Athlétisme Cormorans années 40
La section athlétisme, refuge et fierté du club sous l'Occupation.

3. L'effet involontaire n°2 : Une brèche pour le sport féminin

Le fait le plus marquant sociologiquement reste l'entrée des femmes dans l'arène. La section féminine, créée vers 1943, compte dans ses rangs les cousines Anna et Mélanie Camus, ainsi que Louise Donnard et Jacqueline Tanguy.

Anna Camus marque les esprits en remportant le 500m cadettes lors du "Challenge de la Pointe" au stade de Keryet le 19 septembre 1943, devançant nettement la championne du Finistère. Avec Mélanie, elles deviennent championnes départementales et montent même à Paris pour le championnat de France.

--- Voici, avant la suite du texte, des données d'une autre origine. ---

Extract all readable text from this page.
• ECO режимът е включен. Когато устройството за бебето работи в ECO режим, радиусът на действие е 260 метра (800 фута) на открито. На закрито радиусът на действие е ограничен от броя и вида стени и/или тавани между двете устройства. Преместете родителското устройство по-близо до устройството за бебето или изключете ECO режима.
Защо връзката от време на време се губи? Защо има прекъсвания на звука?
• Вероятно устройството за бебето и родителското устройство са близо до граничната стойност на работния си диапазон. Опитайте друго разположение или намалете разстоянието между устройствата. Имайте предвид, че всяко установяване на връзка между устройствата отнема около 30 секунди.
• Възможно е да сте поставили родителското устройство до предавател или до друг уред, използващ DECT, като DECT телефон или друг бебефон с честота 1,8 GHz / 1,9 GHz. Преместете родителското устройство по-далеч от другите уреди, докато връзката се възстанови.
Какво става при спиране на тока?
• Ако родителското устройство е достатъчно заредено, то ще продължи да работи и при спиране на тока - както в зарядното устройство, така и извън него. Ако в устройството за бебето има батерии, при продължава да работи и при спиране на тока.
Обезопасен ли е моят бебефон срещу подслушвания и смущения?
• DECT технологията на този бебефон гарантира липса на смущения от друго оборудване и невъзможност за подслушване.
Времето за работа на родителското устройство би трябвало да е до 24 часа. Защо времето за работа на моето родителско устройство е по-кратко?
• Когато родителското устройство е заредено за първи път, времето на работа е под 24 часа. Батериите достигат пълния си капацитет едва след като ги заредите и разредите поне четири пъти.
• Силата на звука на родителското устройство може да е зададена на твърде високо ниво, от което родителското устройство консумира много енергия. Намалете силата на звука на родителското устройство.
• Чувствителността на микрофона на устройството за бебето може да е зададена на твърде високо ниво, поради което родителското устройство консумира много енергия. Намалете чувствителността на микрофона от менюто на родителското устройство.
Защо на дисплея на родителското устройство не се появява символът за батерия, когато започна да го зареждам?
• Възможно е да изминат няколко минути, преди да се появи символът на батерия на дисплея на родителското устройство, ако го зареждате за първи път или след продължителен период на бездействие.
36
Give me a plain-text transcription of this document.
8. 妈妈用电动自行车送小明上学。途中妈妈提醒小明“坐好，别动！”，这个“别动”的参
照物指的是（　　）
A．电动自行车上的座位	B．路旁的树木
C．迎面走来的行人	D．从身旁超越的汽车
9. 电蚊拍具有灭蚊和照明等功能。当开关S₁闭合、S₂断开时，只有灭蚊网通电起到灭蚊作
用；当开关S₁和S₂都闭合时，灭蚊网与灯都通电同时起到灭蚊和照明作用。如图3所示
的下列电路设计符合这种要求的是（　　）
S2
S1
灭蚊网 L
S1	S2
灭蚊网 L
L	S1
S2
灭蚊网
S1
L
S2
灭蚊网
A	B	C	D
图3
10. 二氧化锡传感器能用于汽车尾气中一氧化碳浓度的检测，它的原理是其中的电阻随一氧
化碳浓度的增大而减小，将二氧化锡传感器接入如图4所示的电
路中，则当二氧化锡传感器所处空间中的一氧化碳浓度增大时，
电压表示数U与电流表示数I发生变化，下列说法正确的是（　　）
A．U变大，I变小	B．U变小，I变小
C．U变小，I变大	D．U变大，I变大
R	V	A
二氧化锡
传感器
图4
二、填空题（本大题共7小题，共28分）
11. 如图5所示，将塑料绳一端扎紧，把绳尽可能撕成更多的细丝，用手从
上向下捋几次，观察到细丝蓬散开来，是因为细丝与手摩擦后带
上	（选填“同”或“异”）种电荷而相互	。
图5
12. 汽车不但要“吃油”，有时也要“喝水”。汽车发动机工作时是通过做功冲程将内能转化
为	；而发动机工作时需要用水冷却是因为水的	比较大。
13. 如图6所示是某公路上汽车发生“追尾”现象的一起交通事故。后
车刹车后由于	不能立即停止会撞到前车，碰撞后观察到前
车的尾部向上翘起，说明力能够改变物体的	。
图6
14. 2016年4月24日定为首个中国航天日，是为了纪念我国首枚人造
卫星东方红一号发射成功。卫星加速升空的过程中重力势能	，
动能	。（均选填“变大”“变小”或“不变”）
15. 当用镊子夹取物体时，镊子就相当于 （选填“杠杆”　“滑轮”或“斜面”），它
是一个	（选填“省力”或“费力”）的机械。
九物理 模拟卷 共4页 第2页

Dans la société traditionnelle et patriarcale du Pays Bigouden des années 40, voir des femmes intégrer une structure sportive masculine (les Cormorans) et voyager seules jusqu'à la capitale est une révolution silencieuse.

Catalyseur d'émancipation La guerre a joué un rôle de catalyseur involontaire. La "place" laissée vacante par les hommes (prisonniers, déportés comme le président Hyacinthe Moguérou) a dû être occupée. Le club, pour continuer à exister et justifier son utilité sociale, a dû s'ouvrir. Ces femmes n'ont pas seulement "remplacé" les hommes ; elles ont conquis une légitimité sportive propre.
Anna Camus et les athlètes fémininesMélanie Camus
Les pionnières de l'athlétisme féminin. Mélanie Camus (1929-2021), ici au deuxième rang, deuxième en partant de la gauche. (Passez la souris sur la photo pour la voir). (Identification : Camille Cadiou / Photo : Mouez Penmarc'h).

Conclusion : Le club comme "bunker" social

Au final, l'expérience de Penmarc'h entre 1939 et 1945 montre que le sport n'est pas une activité futile que l'on arrête quand la guerre commence. Au contraire, il devient une structure de soutien ("Le fanion n'avait cessé de flotter", note Boënnec).

Le capitaine Jos Péron et le président Moguérou n'ont pas seulement géré une équipe de foot ; ils ont maintenu une "cellule de vie". Les effets involontaires de cette période – diversification des sports, féminisation, hyper-localisation des rivalités – ont paradoxalement modernisé le club. La guerre, en voulant figer la société, a forcé le tissu associatif local à se réinventer pour ne pas mourir.